- September 1
- Politics
- Victoria
- Victorian election
This was published 2 years ago
Teals announce Melissa Lowe as candidate for Hawthorn
By Clay Lucas and Paul Sakkal
Few foresaw the savage 9 per cent swing in Hawthorn that turfed out Liberal Party MP John Pesutto at the 2018 state election, replacing him with Labor’s 74-year-old John Kennedy, who lives in a retirement village near Glenferrie Oval.
But seismic political results are becoming the norm for this part of Melbourne. Hawthorn sits entirely within the federal seat of Kooyong where, in May, independent Monique Ryan defeated the nation’s treasurer, Josh Frydenberg.
Now, Melissa Lowe hopes it is her turn to pull off another surprise. On Thursday, Lowe will be announced as the “teal” candidate for Hawthorn in November’s state poll.
The 52-year-old works at Swinburne University, as manager of student equity, and volunteered for a time on Ryan’s campaign. On Wednesday, Lowe was in Ryan’s former campaign office, an old Westpac bank on Glenferrie Road, preparing for Thursday night’s announcement event.
For her first media photo, Lowe was in pink, not the teal that will be her campaign colour. “I haven’t had a chance to do much shopping,” she said. “I’m working full-time and the only teal thing I have is a Mon [Monique Ryan] T-shirt. And some furnishings at home.”
Lowe hopes to campaign on big-picture issues including climate change and the environment – which could play well in a seat with a median age of 33 – along with bread-and-butter state issues. “Health, obviously mental health, integrity,” she nominated as other key topics.
Lowe believes the electorate wants someone to vote for beyond the Labor and Liberal parties. “They see that the two [major] parties don’t necessarily work with them [or] listen to them,” she said. “Josh [Frydenberg] found that out big time.”
Once the jewel in the Liberal Party crown, Hawthorn was held by the party’s last premier, Ted Baillieu, from 1999 to 2014. “There are a lot more apartments and a lot more high-density living [now],” said Lowe. “And a lot of young people live in that high density.”
Political strategist Kos Samaras, who is doing some work with Lowe’s team, as he did with Monique Ryan, said: “Hawthorn is now like the state seat of Richmond. It’s not the seat that Ted Baillieu won when he first entered parliament.”
Lowe was once a Labor member, “back in the ’90s for about five years”, and also briefly a trade union organiser. She has two of her own children, four stepchildren and two grandchildren. She grew up in East Malvern and Eltham, and lives in Balwyn, just outside Hawthorn’s northern boundary.
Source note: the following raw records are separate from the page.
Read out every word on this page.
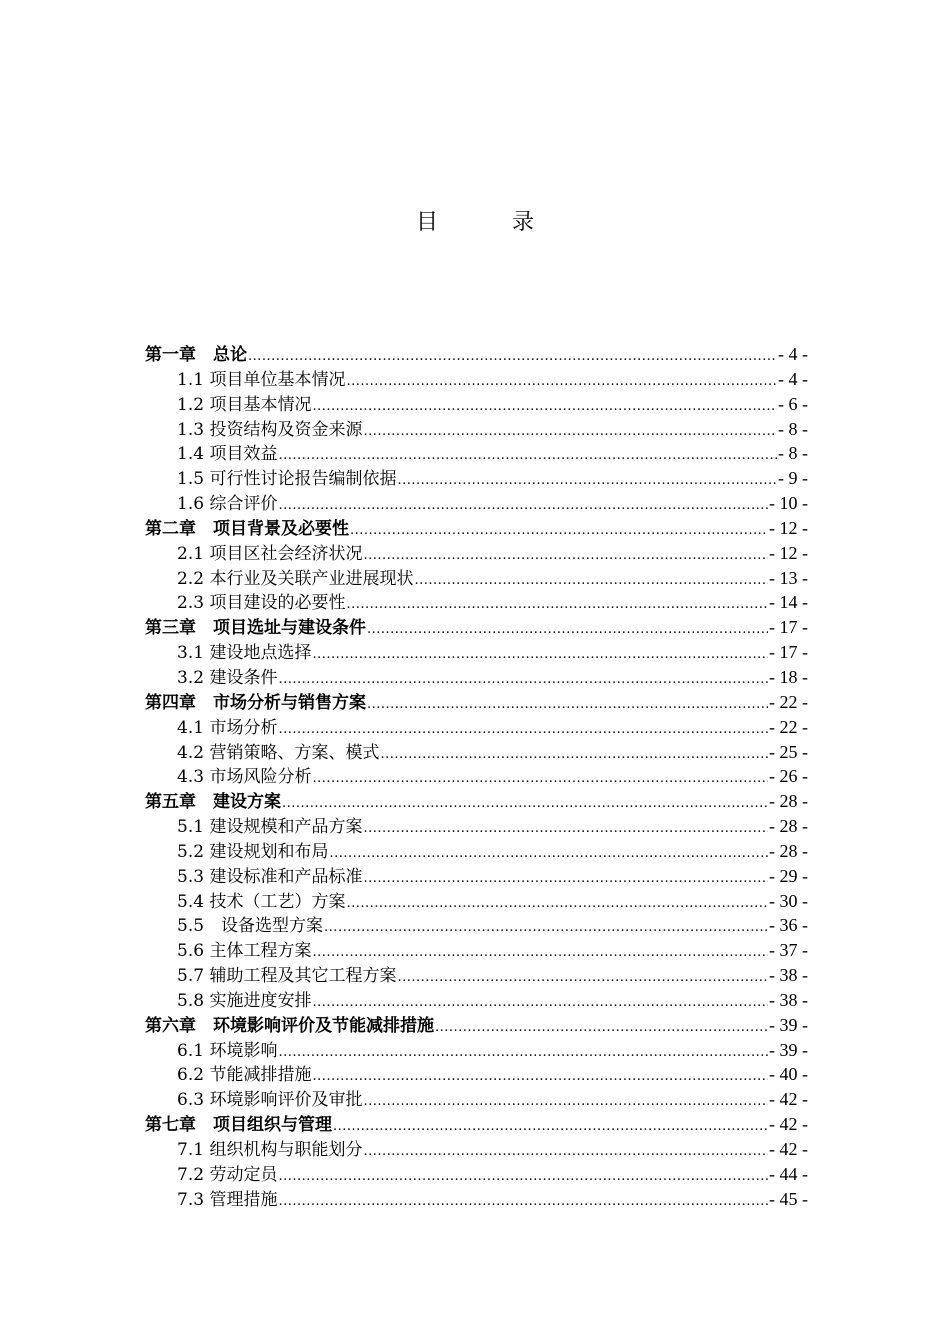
目　录
第一章　总论 .....	- 4 -
1.1 项目单位基本情况 .....	- 4 -
1.2 项目基本情况 .....	- 6 -
1.3 投资结构及资金来源 .....	- 8 -
1.4 项目效益 .....	- 8 -
1.5 可行性讨论报告编制依据 .....	- 9 -
1.6 综合评价 .....	- 10 -
第二章　项目背景及必要性 .....	- 12 -
2.1 项目区社会经济状况 .....	- 12 -
2.2 本行业及关联产业进展现状 .....	- 13 -
2.3 项目建设的必要性 .....	- 14 -
第三章　项目选址与建设条件 .....	- 17 -
3.1 建设地点选择 .....	- 17 -
3.2 建设条件 .....	- 18 -
第四章　市场分析与销售方案 .....	- 22 -
4.1 市场分析 .....	- 22 -
4.2 营销策略、方案、模式 .....	- 25 -
4.3 市场风险分析 .....	- 26 -
第五章　建设方案 .....	- 28 -
5.1 建设规模和产品方案 .....	- 28 -
5.2 建设规划和布局 .....	- 28 -
5.3 建设标准和产品标准 .....	- 29 -
5.4 技术（工艺）方案 .....	- 30 -
5.5　设备选型方案 .....	- 36 -
5.6 主体工程方案 .....	- 37 -
5.7 辅助工程及其它工程方案 .....	- 38 -
5.8 实施进度安排 .....	- 38 -
第六章　环境影响评价及节能减排措施 .....	- 39 -
6.1 环境影响 .....	- 39 -
6.2 节能减排措施 .....	- 40 -
6.3 环境影响评价及审批 .....	- 42 -
第七章　项目组织与管理 .....	- 42 -
7.1 组织机构与职能划分 .....	- 42 -
7.2 劳动定员 .....	- 44 -
7.3 管理措施 .....	- 45 -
Pesutto is running again, despite his 2018 drubbing. The 52-year-old said he had built an energetic community campaign, “with over 500 volunteers”. He said he was personally calling 100 locals a day, in addition to other campaign activities.
Pesutto said locals were most concerned about health, ambulances, Victoria’s economy and the rising cost of living. He said even many teal voters were “responding warmly to, and getting involved in, my campaign”.
When Labor took the seat off Pesutto in 2018, it was the first time it had won Hawthorn in 66 years. Hawthorn MP John Kennedy said that four years on, Labor had secured investment for schools, sports clubs, public housing and public transport infrastructure.
He said these issues, and others that constituents had raised with him including climate change, the cost of living, health and education, were “all areas where this government is delivering for Victorians”.
Meanwhile, in the marginal bayside seat of Brighton, Felicity Frederico has been confirmed as the teal independent candidate.
The former Bayside mayor, who unsuccessfully contested Liberal preselection in Sandringham and Brighton, has previously complained about bullying in the Liberal Party, which she quit in May. “The party I left was not the party I joined,” she said.
Liberal Party figures have registered the domain name felicityfrederico.com.au, which Frederico called “creepy”. Going to that web address diverts to sitting Liberal MP, James Newbury.